Premier Prix masculin et de zarzuela au Concours Operalia 2022, le ténor Anthony León offre à ses personnages la chaleur expressive de sa latinité, ce qui ne l’empêche pas d’aborder le grand répertoire classique. La performance technique est palpable, qu’il s’agisse de la longueur du souffle, de la conduite expressive de la ligne vocale, ou encore du soutien qui lui permet de produire des aigus fortissimo. C’est cependant sa gestuelle, plutôt verticale, et la restitution par de subtiles variations de timbres de la temporalité du récit (le passé, le présent, l’espérance…) qui sont les marques de sa singularité.
Le baryton costaricien, Andres Benavides Cascante, membre de l'Académie de l'Opéra de Paris, déploie sa maîtrise corporelle, de ses pas ancrés sur le sol, jusqu’aux pointes de sa longue chevelure, redoublée par une vocalité idoine. La voix est large, l’expression tonnante, le timbre de forge. Il réveille les oiseaux qui lui rendent sa douloureuse sérénade dans le silence de la cour intérieure, avec deux rôles qui consacrent ce potentiel interprétatif (Doctor Atomic, John Adams ; Confession scene, Jake Heggie). Il est vrai que le programme réuni fait la part belle à l’expression d’émotions à leur paroxysme, comme s’il s’agissait, pour le professeur, de faire ressortir l’essence dramatico-vocale de chaque candidat.
Le chanteur serbe Mark Kurmanbayev offre l’archétype même de la basse slave, mettant sa voix profonde à l’épreuve du One man Show, non sans montrer une grande complicité avec le piano. Il est ce bateleur des profondeurs, vêtu comme un garçon de café, aussi à l’aise sur une terrasse que sur une scène. Son art de la narration est bien mené, l’air devenant un véritable conte, animé par des mimiques et une gestuelle pantomime délicieusement maîtrisée (On the Town, Leonard Bernstein ; If I Were a Rich Man, Jerry Bock).
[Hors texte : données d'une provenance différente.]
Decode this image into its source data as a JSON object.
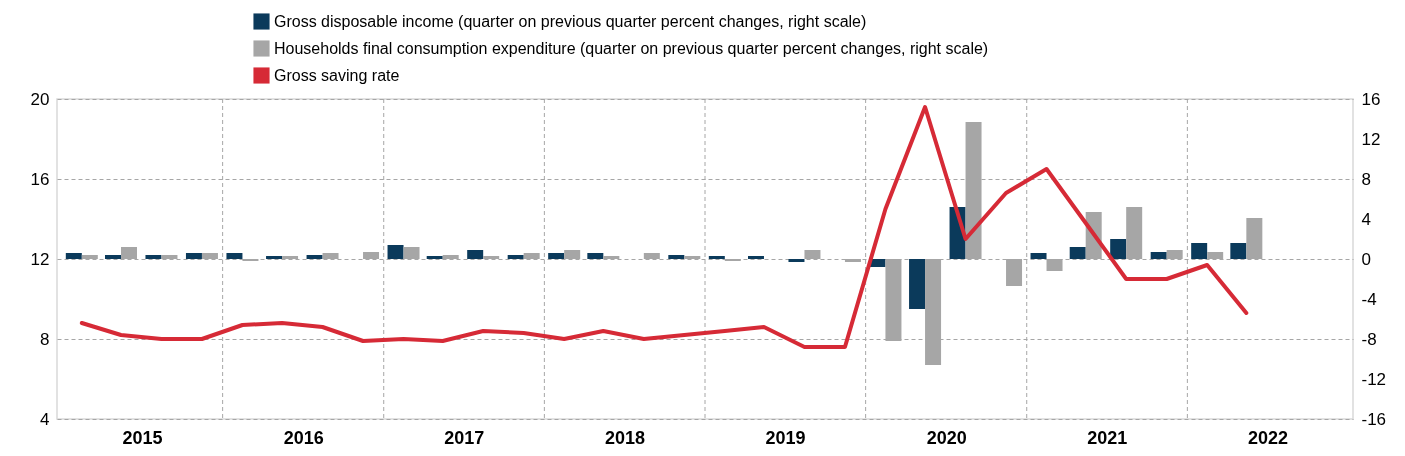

Trois pianistes cheffes et chef de chant se partagent les chanteurs. L’élégance du français Nils Rousson, l’expressivité de la japonaise Moeka Ueno, le professionnalisme de la chinoise Qiaochu Li, animent les cordes instrumentales d’un beau piano Steinway, venu prendre l’air du soir.
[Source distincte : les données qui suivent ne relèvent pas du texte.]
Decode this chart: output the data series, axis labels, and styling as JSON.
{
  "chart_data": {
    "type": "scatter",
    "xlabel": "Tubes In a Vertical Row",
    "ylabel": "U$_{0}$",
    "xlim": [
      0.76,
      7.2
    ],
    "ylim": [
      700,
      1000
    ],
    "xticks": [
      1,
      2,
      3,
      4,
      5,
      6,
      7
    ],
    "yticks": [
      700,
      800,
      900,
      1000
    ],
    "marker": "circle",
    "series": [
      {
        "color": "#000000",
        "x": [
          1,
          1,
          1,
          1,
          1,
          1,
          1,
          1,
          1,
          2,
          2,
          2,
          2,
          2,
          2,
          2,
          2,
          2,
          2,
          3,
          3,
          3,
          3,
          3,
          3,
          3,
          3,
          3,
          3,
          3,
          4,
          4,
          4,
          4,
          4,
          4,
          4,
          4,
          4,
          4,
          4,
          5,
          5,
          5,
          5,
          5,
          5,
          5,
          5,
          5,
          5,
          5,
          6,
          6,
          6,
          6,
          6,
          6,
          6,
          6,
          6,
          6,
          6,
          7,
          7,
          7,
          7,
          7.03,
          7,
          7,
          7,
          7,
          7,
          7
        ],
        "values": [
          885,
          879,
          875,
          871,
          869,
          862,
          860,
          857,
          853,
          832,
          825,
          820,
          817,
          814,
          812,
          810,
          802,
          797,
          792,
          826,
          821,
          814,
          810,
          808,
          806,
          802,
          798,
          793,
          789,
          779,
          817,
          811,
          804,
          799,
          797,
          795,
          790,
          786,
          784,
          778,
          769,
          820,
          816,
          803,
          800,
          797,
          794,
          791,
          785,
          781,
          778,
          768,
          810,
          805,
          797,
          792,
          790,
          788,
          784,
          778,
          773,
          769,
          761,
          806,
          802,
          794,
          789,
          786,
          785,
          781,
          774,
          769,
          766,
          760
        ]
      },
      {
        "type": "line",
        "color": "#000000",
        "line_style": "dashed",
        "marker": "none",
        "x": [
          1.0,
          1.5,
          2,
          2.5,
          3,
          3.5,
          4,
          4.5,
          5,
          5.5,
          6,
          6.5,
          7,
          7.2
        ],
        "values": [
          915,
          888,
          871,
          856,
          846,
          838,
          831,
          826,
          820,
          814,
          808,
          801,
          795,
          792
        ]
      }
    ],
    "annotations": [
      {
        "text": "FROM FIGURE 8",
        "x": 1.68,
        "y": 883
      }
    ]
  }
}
Comme une cerise sur le gâteau, la « vétérane » Jacquelyn Stucker (admirée en Poppée, la saison précédente) vient interpréter avec une gourmandise consommée et des jeux vocaux incandescents, l’air Vanilla Ice cream (She Loves me, Joe Masteroff). Un grand final, celui de Candide (Leonard Bernstein), réunit la chanceuse poignée vocale, en un ensemble « supersonique », à même de faire décoller la musique vers les étoiles, sous les acclamations joyeuses du public de l'Hôtel Maynier d'Oppède.